Specializes in Community health.

Move on. Find a new school or, frankly, a new line of work. There are more red flags here (about you, not about the school) than a Chinese parade. 

23 hours ago, londonflo said:

 

There seems to be a pattern here:

 

 

Since your clinical time is limited and you cannot be exposed to all situations you need to be competent in to perform consistent safe practice, written assignments are vital. The ability to express your knowledge and application of professional nursing in writing includes accurately providing assessment data, listing your conclusions, describing your plan for care, how you intervened and finally the evaluation of the patient after intervention is important in a practice discipline.
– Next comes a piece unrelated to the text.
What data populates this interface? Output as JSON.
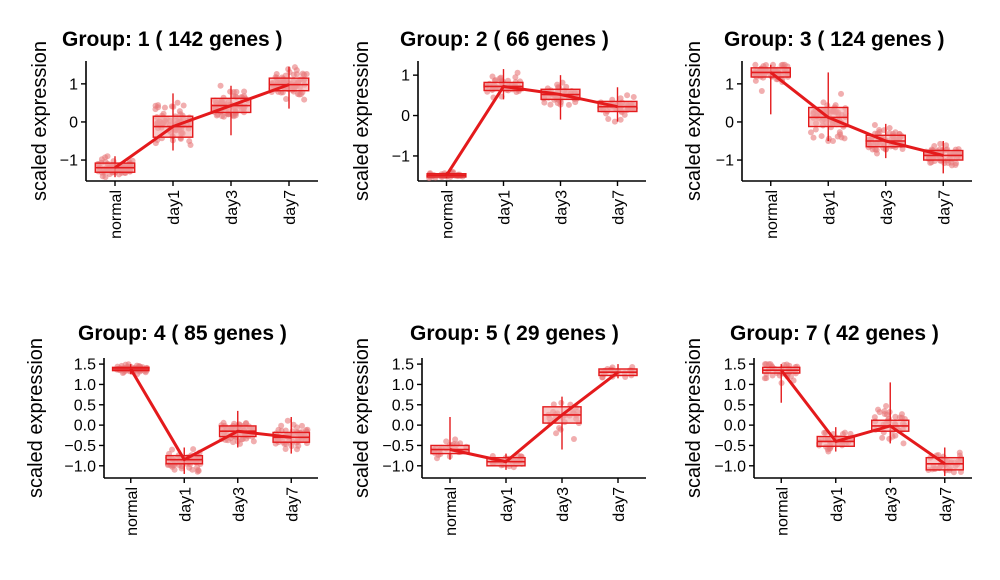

While you made the grades needed for lecture, the actual performance of nursing is not about answering a question on a test. 

Courts are very hesitant to get involved with decisions of competency in college disciplines. 

 

 

There seems to be a pattern with these forums; When asked a question, I keep seemingly getting irrelevant responses. 
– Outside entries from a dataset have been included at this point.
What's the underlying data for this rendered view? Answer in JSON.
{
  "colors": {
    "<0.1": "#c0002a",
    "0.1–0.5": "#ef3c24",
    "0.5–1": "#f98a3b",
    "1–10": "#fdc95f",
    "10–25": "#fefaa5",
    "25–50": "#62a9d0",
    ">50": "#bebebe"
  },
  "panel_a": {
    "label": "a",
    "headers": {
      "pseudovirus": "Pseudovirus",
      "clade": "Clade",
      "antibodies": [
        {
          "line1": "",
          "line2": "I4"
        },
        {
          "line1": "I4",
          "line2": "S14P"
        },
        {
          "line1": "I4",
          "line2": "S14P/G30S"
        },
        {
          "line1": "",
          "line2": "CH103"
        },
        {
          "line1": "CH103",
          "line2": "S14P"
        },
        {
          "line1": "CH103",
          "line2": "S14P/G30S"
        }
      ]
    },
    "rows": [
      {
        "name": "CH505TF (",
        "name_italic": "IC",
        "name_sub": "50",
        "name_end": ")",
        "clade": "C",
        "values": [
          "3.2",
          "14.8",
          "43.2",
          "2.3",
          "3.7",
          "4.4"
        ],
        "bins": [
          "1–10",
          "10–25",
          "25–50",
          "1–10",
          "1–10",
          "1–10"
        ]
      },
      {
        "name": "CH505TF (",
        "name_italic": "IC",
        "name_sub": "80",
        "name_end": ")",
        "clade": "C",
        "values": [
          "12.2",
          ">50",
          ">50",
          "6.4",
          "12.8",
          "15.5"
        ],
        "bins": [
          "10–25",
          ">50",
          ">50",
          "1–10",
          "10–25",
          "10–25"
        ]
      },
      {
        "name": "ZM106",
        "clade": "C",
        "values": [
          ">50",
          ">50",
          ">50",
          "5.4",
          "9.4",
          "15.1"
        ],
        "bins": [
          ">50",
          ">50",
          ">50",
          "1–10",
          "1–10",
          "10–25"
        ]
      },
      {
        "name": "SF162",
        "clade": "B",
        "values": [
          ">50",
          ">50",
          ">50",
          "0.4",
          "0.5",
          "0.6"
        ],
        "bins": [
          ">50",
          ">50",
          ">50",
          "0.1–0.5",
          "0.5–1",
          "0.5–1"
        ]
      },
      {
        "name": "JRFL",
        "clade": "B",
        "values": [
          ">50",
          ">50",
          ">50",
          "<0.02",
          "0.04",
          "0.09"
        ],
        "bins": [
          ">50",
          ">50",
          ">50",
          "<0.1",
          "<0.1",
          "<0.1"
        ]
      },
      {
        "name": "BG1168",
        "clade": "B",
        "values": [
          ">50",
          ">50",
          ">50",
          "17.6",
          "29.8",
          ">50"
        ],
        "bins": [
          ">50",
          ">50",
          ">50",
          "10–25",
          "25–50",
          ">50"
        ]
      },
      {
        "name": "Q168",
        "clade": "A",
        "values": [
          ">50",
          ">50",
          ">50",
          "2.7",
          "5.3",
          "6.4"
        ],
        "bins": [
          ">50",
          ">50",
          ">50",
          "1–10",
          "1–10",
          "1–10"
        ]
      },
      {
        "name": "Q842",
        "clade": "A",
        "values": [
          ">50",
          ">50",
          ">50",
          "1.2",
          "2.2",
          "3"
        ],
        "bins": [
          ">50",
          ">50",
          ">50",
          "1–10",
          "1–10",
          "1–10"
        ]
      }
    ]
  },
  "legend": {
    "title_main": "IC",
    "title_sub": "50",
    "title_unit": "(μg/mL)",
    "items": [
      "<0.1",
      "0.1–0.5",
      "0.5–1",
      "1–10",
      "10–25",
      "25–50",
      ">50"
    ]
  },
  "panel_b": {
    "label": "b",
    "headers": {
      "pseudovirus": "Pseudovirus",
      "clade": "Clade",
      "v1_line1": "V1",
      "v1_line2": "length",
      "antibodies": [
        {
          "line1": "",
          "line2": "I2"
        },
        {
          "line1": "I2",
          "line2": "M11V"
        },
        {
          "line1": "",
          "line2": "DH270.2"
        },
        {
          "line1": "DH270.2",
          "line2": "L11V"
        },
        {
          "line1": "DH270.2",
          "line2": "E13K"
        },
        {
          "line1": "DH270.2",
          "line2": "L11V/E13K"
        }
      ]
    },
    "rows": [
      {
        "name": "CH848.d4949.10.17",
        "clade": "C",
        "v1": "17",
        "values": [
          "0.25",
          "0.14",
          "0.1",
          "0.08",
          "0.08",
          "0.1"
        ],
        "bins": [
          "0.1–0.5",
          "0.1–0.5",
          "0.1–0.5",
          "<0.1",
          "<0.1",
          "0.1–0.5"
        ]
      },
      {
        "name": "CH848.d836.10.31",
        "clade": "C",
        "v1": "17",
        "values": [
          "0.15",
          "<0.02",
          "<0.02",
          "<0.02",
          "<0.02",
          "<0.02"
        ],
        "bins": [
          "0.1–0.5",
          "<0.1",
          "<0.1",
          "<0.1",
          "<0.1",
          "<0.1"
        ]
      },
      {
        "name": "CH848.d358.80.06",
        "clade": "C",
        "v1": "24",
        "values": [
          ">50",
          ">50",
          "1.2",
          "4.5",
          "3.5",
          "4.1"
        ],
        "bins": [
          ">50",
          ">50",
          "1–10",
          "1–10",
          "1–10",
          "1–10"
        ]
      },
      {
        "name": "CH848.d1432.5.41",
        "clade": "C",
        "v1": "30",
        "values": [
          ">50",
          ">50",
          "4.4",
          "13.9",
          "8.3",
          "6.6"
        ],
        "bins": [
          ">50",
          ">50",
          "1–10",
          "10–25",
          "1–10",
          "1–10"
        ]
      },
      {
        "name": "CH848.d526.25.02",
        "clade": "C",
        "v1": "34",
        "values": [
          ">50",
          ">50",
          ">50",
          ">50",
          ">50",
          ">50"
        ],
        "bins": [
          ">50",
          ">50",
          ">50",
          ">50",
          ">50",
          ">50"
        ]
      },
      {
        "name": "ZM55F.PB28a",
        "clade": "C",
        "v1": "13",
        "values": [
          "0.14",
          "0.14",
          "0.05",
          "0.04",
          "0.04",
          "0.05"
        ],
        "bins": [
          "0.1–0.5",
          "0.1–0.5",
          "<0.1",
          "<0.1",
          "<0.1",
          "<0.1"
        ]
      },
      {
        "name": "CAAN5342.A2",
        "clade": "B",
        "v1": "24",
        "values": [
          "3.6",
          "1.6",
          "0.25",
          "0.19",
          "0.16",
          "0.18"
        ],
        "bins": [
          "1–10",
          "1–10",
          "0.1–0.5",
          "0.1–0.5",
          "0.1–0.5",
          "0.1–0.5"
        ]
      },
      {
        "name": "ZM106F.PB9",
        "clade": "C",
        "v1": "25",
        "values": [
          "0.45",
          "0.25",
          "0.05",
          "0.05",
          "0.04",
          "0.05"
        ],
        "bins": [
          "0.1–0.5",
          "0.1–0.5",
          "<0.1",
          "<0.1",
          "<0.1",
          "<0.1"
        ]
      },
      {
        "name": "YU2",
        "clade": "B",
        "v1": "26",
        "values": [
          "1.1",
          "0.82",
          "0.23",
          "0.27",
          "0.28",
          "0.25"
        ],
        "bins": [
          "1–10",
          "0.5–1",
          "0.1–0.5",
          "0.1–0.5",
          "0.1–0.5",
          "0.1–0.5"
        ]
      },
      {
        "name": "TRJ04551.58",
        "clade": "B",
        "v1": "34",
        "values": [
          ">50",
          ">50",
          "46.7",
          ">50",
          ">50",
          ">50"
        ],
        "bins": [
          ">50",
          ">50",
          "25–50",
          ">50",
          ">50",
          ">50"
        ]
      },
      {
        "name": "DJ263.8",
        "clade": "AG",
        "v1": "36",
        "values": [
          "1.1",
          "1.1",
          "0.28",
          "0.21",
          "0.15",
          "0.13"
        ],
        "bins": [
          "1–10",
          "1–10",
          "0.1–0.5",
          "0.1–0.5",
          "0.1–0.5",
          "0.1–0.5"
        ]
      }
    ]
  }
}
I'm not arguing with this group about why I failed out. Syllabus conditions (reasons they listed for failing) and nursing handbook policies (what happens when you fail) were violated. 

What I wanted to know was if there was a nursing school that easily accepted transfers, where they could verify their knowledge and abilities and easily graduate. 

As far as your opinions toward academic lawsuits - a quick Google showcases quite a bit of winning lawsuits by male students, who suffered academic unfairness and harassment (this seems like a reoccurring pattern.) 

 

 

2 hours ago, londonflo said:

 

Thank you. I should have 'googled' it but the use of the term to say that a nursing program would provide documentation that a graduate is safe, has completed a nursing program satisfactorily and is ready for NCLEX is scary.  Protection of the public (patients) be d*****. Where do people get these ideas?

 

Let me clarify again, I passed the lecture portions and most of the clinical rotations. The reasons for "failing me" were either not listed in the syllabus or against the syllabus. This was only ever a problem, after began being harassed by a teacher and reported her.

My knowledge isn't a problem, harassment was, and the NCLEX is what will demonstrate that I am safe and competent. I'm just looking for a nursing school that will view my performance in clinicals, and give me the approval to test. 

 

6 hours ago, FiremedicMike said:

If this were actually true, you would have shared nothing of your story and simply said you were looking to see if there were nursing schools out there where you can transfer in your completed coursework.

Instead, you included bits and pieces of your version of the events and when people tried to understand more, you got defensive and nasty.

So lets go ahead and talk about your logic and reasoning...

"If it were true, you would have shared nothing" 

I shared the bare minimum to avoid having to go on an irrelevant, five page assignment on how I was harassed and discriminated against. I'm not here to share my legal business, yet again... this information is irrelevant.

"tried to understand more, you got defensive and nasty." 

People didn't "try to understand more." Your village idiot walked in, made three replies about why I was lying without any sort of reason, and walked out without any constructive remarks. 

I apologize, I don't do well with false accusations and stupidity. 

 

46 minutes ago, CommunityRNBSN said:

Move on. Find a new school or, frankly, a new line of work. There are more red flags here (about you, not about the school) than a Chinese parade. 

*slow applause*

 

Did it take your a while to think of that insult? Bravo!

 

I want to point out the fact that a student comes here for help, after suffering from harassment, and the first thing a group of nurses do is victim blame. The fact that a bunch of nurses can jump on here and immediately start slinging insults is astonishing - are you sure you are in the right profession?